Berrymeade Primary School, Grange Primary School and Montpelier Primary School use the facilities every Monday. Each session lasts for an hour and a half and accommodates between 25 and 30 pupils. Before the arrival of Gigajam, the schools could not have considered teaching them all how to play an instrument.

The use of the materials was successful amongst pupils at the top end of Key Stage 2. The methodology and pedagogy was followed and applied, and the Curriculum Consultant played a significant role in developing the skills of the music services staff enabling them to be able to deliver the lessons to whole classes, a new and demanding skill. When linked with their ability as musicians they became very powerful teachers and had increasing impact. They were then able to help the students learn to learn so that they could follow the lessons interface, work through the lessons by reading and listening to the instructions, viewing the multimedia, practising the exercises, recording, listening and analysing their performances. The music services team were then able to encourage the students to perform their skills with others.

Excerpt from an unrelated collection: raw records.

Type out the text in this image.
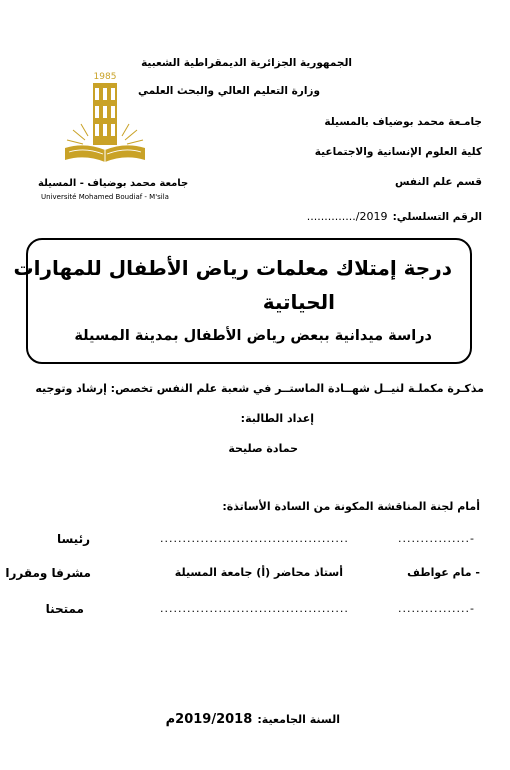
الجمهورية الجزائرية الديمقراطية الشعبية
وزارة التعليم العالي والبحث العلمي
جامـعة محمد بوضياف بالمسيلة
كلية العلوم الإنسانية والاجتماعية
قسم علم النفس
الرقم التسلسلي: 2019/..............
1985
جامعة محمد بوضياف - المسيلة
Université Mohamed Boudiaf - M'sila
درجة إمتلاك معلمات رياض الأطفال للمهارات
الحياتية
دراسة ميدانية ببعض رياض الأطفال بمدينة المسيلة
مذكـرة مكملـة لنيــل شهــادة الماستــر في شعبة علم النفس تخصص: إرشاد وتوجيه
إعداد الطالبة:
حمادة صليحة
أمام لجنة المناقشة المكونة من السادة الأساتذة:
................-
..........................................
رئيسا
- مام عواطف
أستاذ محاضر (أ) جامعة المسيلة
مشرفا ومقررا
................-
..........................................
ممتحنا
السنة الجامعية: 2019/2018م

Alim Shaikh, centre manager of Ealing City Learning Centre said: “The project has ultimately been well received and successful, with a great deal of willingness to continue and extend the work that has already begun. A strong link has been created between Ealing CLC and the Music Services providing a centre that has proven ability in delivering music with technology.”

Drawing on the success of its first Gigajam project, the CLC is currently planning its next Gigajam season with staff from the local music services and a high school which has just received Specialist Music College status.

Gigajam

The participation of the classroom teachers, as well as the musical abilities and strength of the Music Services team, ensured a positive outcome for the project with two of the schools coming together to put on a concert in March 2006 for family, friends, head teachers and a number of CLC guests.

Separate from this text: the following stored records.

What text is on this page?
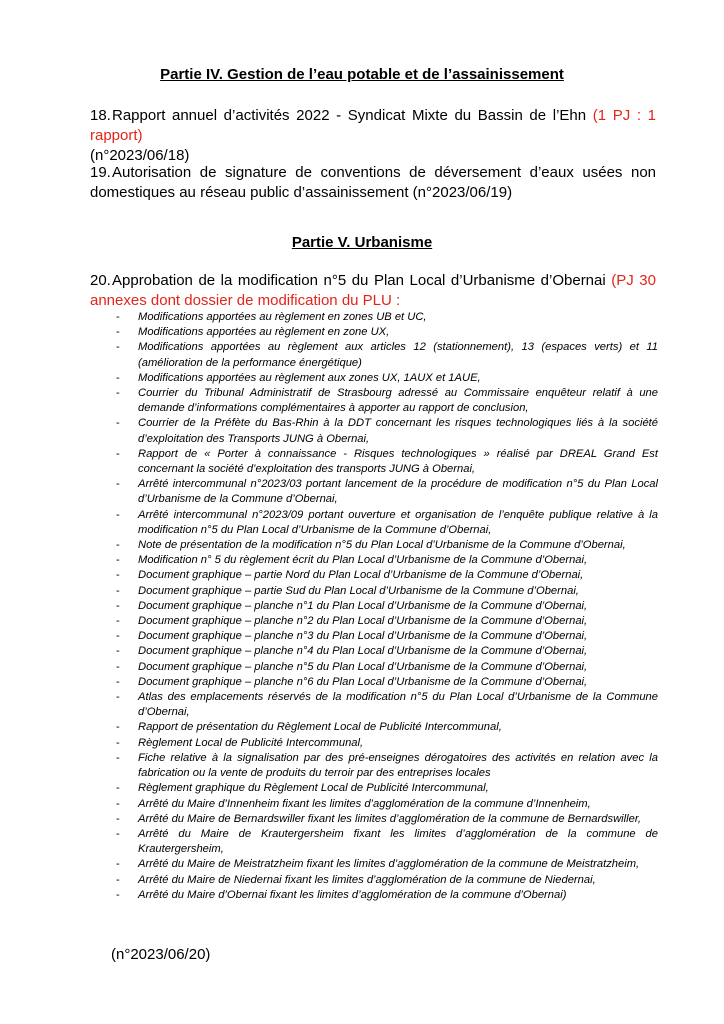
Partie IV. Gestion de l’eau potable et de l’assainissement
18.Rapport annuel d’activités 2022 - Syndicat Mixte du Bassin de l’Ehn (1 PJ : 1 rapport)
(n°2023/06/18)
19.Autorisation de signature de conventions de déversement d’eaux usées non domestiques au réseau public d’assainissement (n°2023/06/19)
Partie V. Urbanisme
20.Approbation de la modification n°5 du Plan Local d’Urbanisme d’Obernai (PJ 30 annexes dont dossier de modification du PLU :
- Modifications apportées au règlement en zones UB et UC,
- Modifications apportées au règlement en zone UX,
- Modifications apportées au règlement aux articles 12 (stationnement), 13 (espaces verts) et 11 (amélioration de la performance énergétique)
- Modifications apportées au règlement aux zones UX, 1AUX et 1AUE,
- Courrier du Tribunal Administratif de Strasbourg adressé au Commissaire enquêteur relatif à une demande d’informations complémentaires à apporter au rapport de conclusion,
- Courrier de la Préfète du Bas-Rhin à la DDT concernant les risques technologiques liés à la société d’exploitation des Transports JUNG à Obernai,
- Rapport de « Porter à connaissance - Risques technologiques » réalisé par DREAL Grand Est concernant la société d’exploitation des transports JUNG à Obernai,
- Arrêté intercommunal n°2023/03 portant lancement de la procédure de modification n°5 du Plan Local d’Urbanisme de la Commune d’Obernai,
- Arrêté intercommunal n°2023/09 portant ouverture et organisation de l’enquête publique relative à la modification n°5 du Plan Local d’Urbanisme de la Commune d’Obernai,
- Note de présentation de la modification n°5 du Plan Local d’Urbanisme de la Commune d’Obernai,
- Modification n° 5 du règlement écrit du Plan Local d’Urbanisme de la Commune d’Obernai,
- Document graphique – partie Nord du Plan Local d’Urbanisme de la Commune d’Obernai,
- Document graphique – partie Sud du Plan Local d’Urbanisme de la Commune d’Obernai,
- Document graphique – planche n°1 du Plan Local d’Urbanisme de la Commune d’Obernai,
- Document graphique – planche n°2 du Plan Local d’Urbanisme de la Commune d’Obernai,
- Document graphique – planche n°3 du Plan Local d’Urbanisme de la Commune d’Obernai,
- Document graphique – planche n°4 du Plan Local d’Urbanisme de la Commune d’Obernai,
- Document graphique – planche n°5 du Plan Local d’Urbanisme de la Commune d’Obernai,
- Document graphique – planche n°6 du Plan Local d’Urbanisme de la Commune d’Obernai,
- Atlas des emplacements réservés de la modification n°5 du Plan Local d’Urbanisme de la Commune d’Obernai,
- Rapport de présentation du Règlement Local de Publicité Intercommunal,
- Règlement Local de Publicité Intercommunal,
- Fiche relative à la signalisation par des pré-enseignes dérogatoires des activités en relation avec la fabrication ou la vente de produits du terroir par des entreprises locales
- Règlement graphique du Règlement Local de Publicité Intercommunal,
- Arrêté du Maire d’Innenheim fixant les limites d’agglomération de la commune d’Innenheim,
- Arrêté du Maire de Bernardswiller fixant les limites d’agglomération de la commune de Bernardswiller,
- Arrêté du Maire de Krautergersheim fixant les limites d’agglomération de la commune de Krautergersheim,
- Arrêté du Maire de Meistratzheim fixant les limites d’agglomération de la commune de Meistratzheim,
- Arrêté du Maire de Niedernai fixant les limites d’agglomération de la commune de Niedernai,
- Arrêté du Maire d’Obernai fixant les limites d’agglomération de la commune d’Obernai)
(n°2023/06/20)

The children used the skills they had learned from the Gigajam course and played arrangements created by the classroom teachers of the following tunes:

  • Yellow Submarine – The Beatles
  • Ob La Di, Ob La Da – The Beatles
  • One Love – Bob Marley
  • When the Saints

Brian Greene, director of Gigajam and concert attendee, said: “I was deeply impressed by the children and also with the way the music team and classroom teachers had worked with the CLC technicians and curriculum team to make this work. Teaching whole classes to play musical instruments is a very new concept and has not previously been possible on such a scale.

“The use of Gigajam at Ealing CLC is meeting the aims of the Music Manifesto by providing young people with more opportunities to broaden their musical interests and skills by providing them with a structure to do so. Technology makes it possible but not without skilled and dedicated professionals demonstrating their competence in teaching and learning, and embracing technology.

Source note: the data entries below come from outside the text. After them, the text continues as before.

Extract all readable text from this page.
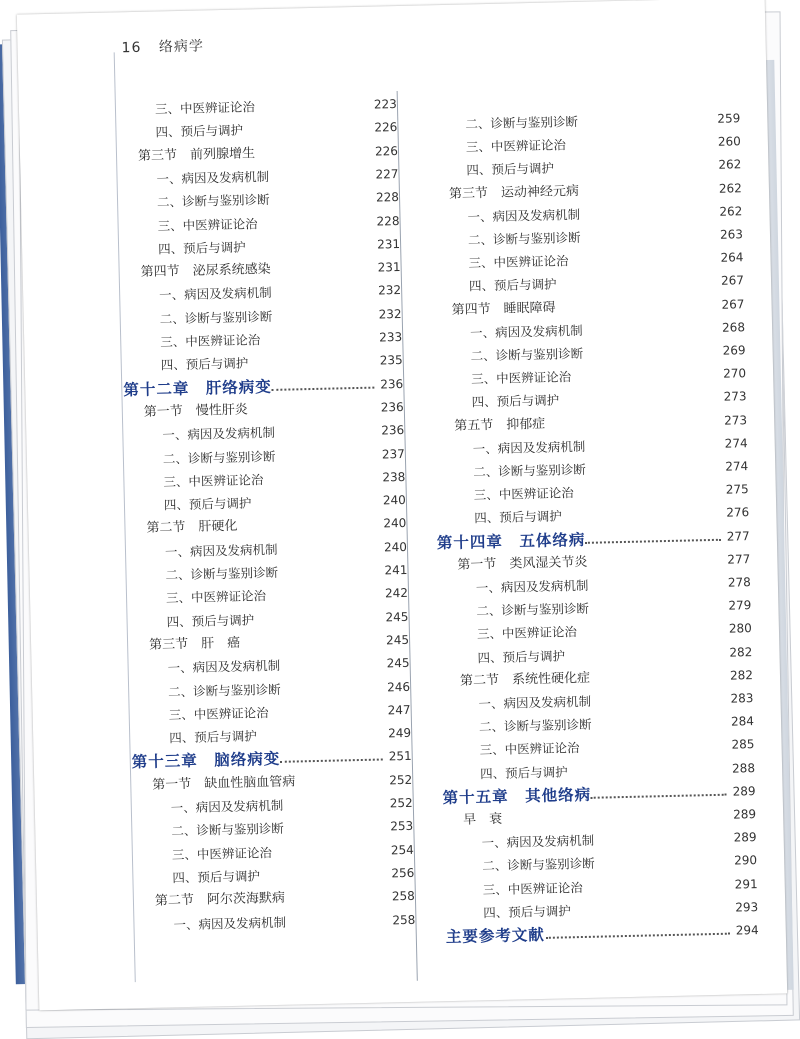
16 络病学
三、中医辨证论治	223
四、预后与调护	226
第三节　前列腺增生	226
一、病因及发病机制	227
二、诊断与鉴别诊断	228
三、中医辨证论治	228
四、预后与调护	231
第四节　泌尿系统感染	231
一、病因及发病机制	232
二、诊断与鉴别诊断	232
三、中医辨证论治	233
四、预后与调护	235
第十二章　肝络病变	236
第一节　慢性肝炎	236
一、病因及发病机制	236
二、诊断与鉴别诊断	237
三、中医辨证论治	238
四、预后与调护	240
第二节　肝硬化	240
一、病因及发病机制	240
二、诊断与鉴别诊断	241
三、中医辨证论治	242
四、预后与调护	245
第三节　肝　癌	245
一、病因及发病机制	245
二、诊断与鉴别诊断	246
三、中医辨证论治	247
四、预后与调护	249
第十三章　脑络病变	251
第一节　缺血性脑血管病	252
一、病因及发病机制	252
二、诊断与鉴别诊断	253
三、中医辨证论治	254
四、预后与调护	256
第二节　阿尔茨海默病	258
一、病因及发病机制	258
二、诊断与鉴别诊断	259
三、中医辨证论治	260
四、预后与调护	262
第三节　运动神经元病	262
一、病因及发病机制	262
二、诊断与鉴别诊断	263
三、中医辨证论治	264
四、预后与调护	267
第四节　睡眠障碍	267
一、病因及发病机制	268
二、诊断与鉴别诊断	269
三、中医辨证论治	270
四、预后与调护	273
第五节　抑郁症	273
一、病因及发病机制	274
二、诊断与鉴别诊断	274
三、中医辨证论治	275
四、预后与调护	276
第十四章　五体络病	277
第一节　类风湿关节炎	277
一、病因及发病机制	278
二、诊断与鉴别诊断	279
三、中医辨证论治	280
四、预后与调护	282
第二节　系统性硬化症	282
一、病因及发病机制	283
二、诊断与鉴别诊断	284
三、中医辨证论治	285
四、预后与调护	288
第十五章　其他络病	289
早　衰	289
一、病因及发病机制	289
二、诊断与鉴别诊断	290
三、中医辨证论治	291
四、预后与调护	293
主要参考文献	294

“Embedding technology is about appropriateness of use. Computers cannot teach. Teachers teach and enable learners to learn using the right tool for the job. The staff learned that you use Gigajam to enable more students to have an instrument in their hands. The computer delivers the repetitive elements of musical instrument tuition very effectively and efficiently, whilst providing the student with the opportunity to practice in an engaging and supported way.

“Once students have demonstrated some understanding and control of their newly developed skills, the staff have done brilliantly in blending traditional applications of those skills – playing songs together as a band – brilliant!”